Download, Modify, Enable
TAE Technologies, Inc., is a private fusion company working towards building a viable, commercial fusion power plant as a source of abundant clean energy. Over its 25-year history, the company has developed progressively more advanced, bigger machines, and the science involved has become ever-more complicated. “As the machines get bigger and the physics issues that we face get more complex, so does the modeling software that we need and the HPC capabilities that we need to address these problems,” said TAE computational scientist Roelof Groenewald. As the machines get larger, more computational power is needed to model the full reactor size. During the panel discussion, Groenewald highlighted the benefits of modular software design as exemplified in ECP’s WarpX public code and its use in fusion reactor design. “The care that the WarpX developers took to modularize the code allows us to build a very different model to simulate next-generation fusion experiments. Because WarpX scales well, our simulations built on WarpX also scale well.”
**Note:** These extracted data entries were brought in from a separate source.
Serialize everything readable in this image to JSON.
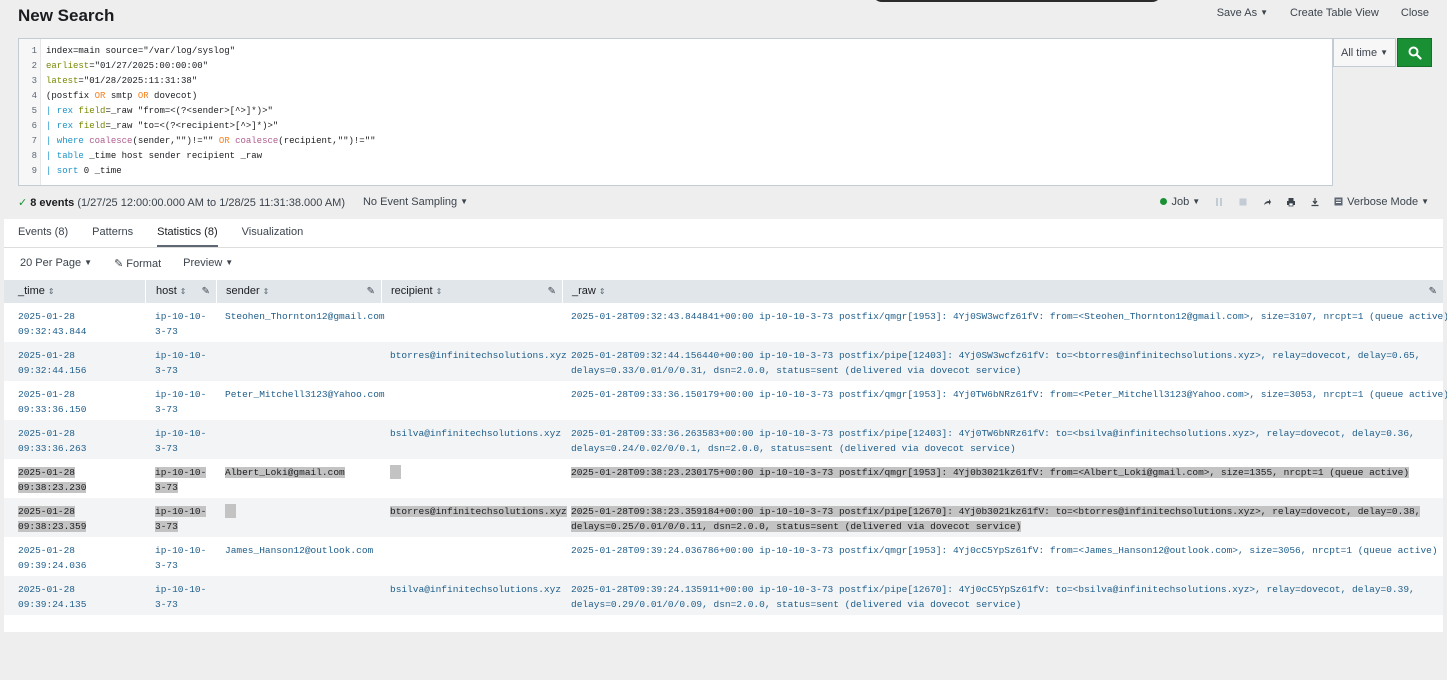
{
  "header": {
    "title": "New Search",
    "actions": [
      "Save As",
      "Create Table View",
      "Close"
    ]
  },
  "search": {
    "lines": [
      {
        "n": "1",
        "text": "index=main source=\"/var/log/syslog\""
      },
      {
        "n": "2",
        "text": "earliest=\"01/27/2025:00:00:00\""
      },
      {
        "n": "3",
        "text": "latest=\"01/28/2025:11:31:38\""
      },
      {
        "n": "4",
        "text": "(postfix OR smtp OR dovecot)"
      },
      {
        "n": "5",
        "text": "| rex field=_raw \"from=<(?<sender>[^>]*)>\""
      },
      {
        "n": "6",
        "text": "| rex field=_raw \"to=<(?<recipient>[^>]*)>\""
      },
      {
        "n": "7",
        "text": "| where coalesce(sender,\"\")!=\"\" OR coalesce(recipient,\"\")!=\"\""
      },
      {
        "n": "8",
        "text": "| table _time host sender recipient _raw"
      },
      {
        "n": "9",
        "text": "| sort 0 _time"
      }
    ],
    "time_range": "All time"
  },
  "status": {
    "events": "8 events",
    "range": "(1/27/25 12:00:00.000 AM to 1/28/25 11:31:38.000 AM)",
    "sampling": "No Event Sampling",
    "job": "Job",
    "mode": "Verbose Mode"
  },
  "tabs": [
    "Events (8)",
    "Patterns",
    "Statistics (8)",
    "Visualization"
  ],
  "options": {
    "per_page": "20 Per Page",
    "format": "Format",
    "preview": "Preview"
  },
  "table": {
    "columns": [
      "_time",
      "host",
      "sender",
      "recipient",
      "_raw"
    ],
    "rows": [
      {
        "time1": "2025-01-28",
        "time2": "09:32:43.844",
        "host1": "ip-10-10-",
        "host2": "3-73",
        "sender": "Steohen_Thornton12@gmail.com",
        "recipient": "",
        "raw1": "2025-01-28T09:32:43.844841+00:00 ip-10-10-3-73 postfix/qmgr[1953]: 4Yj0SW3wcfz61fV: from=<Steohen_Thornton12@gmail.com>, size=3107, nrcpt=1 (queue active)",
        "raw2": "",
        "highlight": false
      },
      {
        "time1": "2025-01-28",
        "time2": "09:32:44.156",
        "host1": "ip-10-10-",
        "host2": "3-73",
        "sender": "",
        "recipient": "btorres@infinitechsolutions.xyz",
        "raw1": "2025-01-28T09:32:44.156440+00:00 ip-10-10-3-73 postfix/pipe[12403]: 4Yj0SW3wcfz61fV: to=<btorres@infinitechsolutions.xyz>, relay=dovecot, delay=0.65,",
        "raw2": "delays=0.33/0.01/0/0.31, dsn=2.0.0, status=sent (delivered via dovecot service)",
        "highlight": false
      },
      {
        "time1": "2025-01-28",
        "time2": "09:33:36.150",
        "host1": "ip-10-10-",
        "host2": "3-73",
        "sender": "Peter_Mitchell3123@Yahoo.com",
        "recipient": "",
        "raw1": "2025-01-28T09:33:36.150179+00:00 ip-10-10-3-73 postfix/qmgr[1953]: 4Yj0TW6bNRz61fV: from=<Peter_Mitchell3123@Yahoo.com>, size=3053, nrcpt=1 (queue active)",
        "raw2": "",
        "highlight": false
      },
      {
        "time1": "2025-01-28",
        "time2": "09:33:36.263",
        "host1": "ip-10-10-",
        "host2": "3-73",
        "sender": "",
        "recipient": "bsilva@infinitechsolutions.xyz",
        "raw1": "2025-01-28T09:33:36.263583+00:00 ip-10-10-3-73 postfix/pipe[12403]: 4Yj0TW6bNRz61fV: to=<bsilva@infinitechsolutions.xyz>, relay=dovecot, delay=0.36,",
        "raw2": "delays=0.24/0.02/0/0.1, dsn=2.0.0, status=sent (delivered via dovecot service)",
        "highlight": false
      },
      {
        "time1": "2025-01-28",
        "time2": "09:38:23.230",
        "host1": "ip-10-10-",
        "host2": "3-73",
        "sender": "Albert_Loki@gmail.com",
        "recipient": "",
        "raw1": "2025-01-28T09:38:23.230175+00:00 ip-10-10-3-73 postfix/qmgr[1953]: 4Yj0b3021kz61fV: from=<Albert_Loki@gmail.com>, size=1355, nrcpt=1 (queue active)",
        "raw2": "",
        "highlight": true
      },
      {
        "time1": "2025-01-28",
        "time2": "09:38:23.359",
        "host1": "ip-10-10-",
        "host2": "3-73",
        "sender": "",
        "recipient": "btorres@infinitechsolutions.xyz",
        "raw1": "2025-01-28T09:38:23.359184+00:00 ip-10-10-3-73 postfix/pipe[12670]: 4Yj0b3021kz61fV: to=<btorres@infinitechsolutions.xyz>, relay=dovecot, delay=0.38,",
        "raw2": "delays=0.25/0.01/0/0.11, dsn=2.0.0, status=sent (delivered via dovecot service)",
        "highlight": true
      },
      {
        "time1": "2025-01-28",
        "time2": "09:39:24.036",
        "host1": "ip-10-10-",
        "host2": "3-73",
        "sender": "James_Hanson12@outlook.com",
        "recipient": "",
        "raw1": "2025-01-28T09:39:24.036786+00:00 ip-10-10-3-73 postfix/qmgr[1953]: 4Yj0cC5YpSz61fV: from=<James_Hanson12@outlook.com>, size=3056, nrcpt=1 (queue active)",
        "raw2": "",
        "highlight": false
      },
      {
        "time1": "2025-01-28",
        "time2": "09:39:24.135",
        "host1": "ip-10-10-",
        "host2": "3-73",
        "sender": "",
        "recipient": "bsilva@infinitechsolutions.xyz",
        "raw1": "2025-01-28T09:39:24.135911+00:00 ip-10-10-3-73 postfix/pipe[12670]: 4Yj0cC5YpSz61fV: to=<bsilva@infinitechsolutions.xyz>, relay=dovecot, delay=0.39,",
        "raw2": "delays=0.29/0.01/0/0.09, dsn=2.0.0, status=sent (delivered via dovecot service)",
        "highlight": false
      }
    ]
  },
  "colors": {
    "accent_green": "#1a9035",
    "link_blue": "#1e5d8a",
    "header_gray": "#e1e6eb",
    "highlight_gray": "#c3c3c3"
  }
}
WarpX was initially designed to simulate next-generation particle accelerators through laser-plasma wakefield acceleration, but the time and spatial scales of interest are different from what the fusion community needs. “One of the benefits to us, which is true of a lot of ECP products, is that the code is completely open source. Code is easy to get started with, free to download, and it’s free to modify, which is a critical thing for our use case,” said Groenewald. “Developers took the time to develop WarpX in an extremely modular way, where the different physics kernels are essentially independent from each other and can be moved around and arranged so we could very quickly build a different model out of the pieces to simulate the specific length and timescales we are interested in.” Groenewald echoes the sentiments that the plethora of petascale aspect of exascale provides the ability to run ensembles of jobs to explore many aspects of design. Using the Perlmutter supercomputer at Lawrence Berkeley National Laboratory, the company ran its full code in significantly less time—1 day instead of 10—illustrating how ECP products help greatly improve iteration speed on designs by accelerating time to solution.
Summary
By stretching the limits of what is possible computationally and enabling people to do more, industry leaders highlight the value of ECP software and GPU acceleration to their work. Utilizing GPUs and future accelerators are key to performance and energy efficiency at all levels of computing systems—from deskside, to a rack system, local HPC center, or exascale. ECP brought together scientists, computational experts, vendors, and industry in the pursuit of making exascale a reality, and in doing so, demonstrated that progress can be made better together. Looking back on what has been done, what has been created, and what exascale will do, the future is promising. Fran Hill, Chief Scientist for the Department of Defense HPC Modernization Program, acknowledged that the work done through ECP is just the beginning of great things to come. “We cannot look at this as the end of ECP, but rather, the beginning of the exascale era.”
The progress discussed in this article was supported by the Exascale Computing Project (17-SC-20-SC), a joint project of the U.S. Department of Energy’s Office of Science and National Nuclear Security Administration, responsible for delivering a capable exascale ecosystem, including software, applications, and hardware technology, to support the nation’s exascale computing imperative.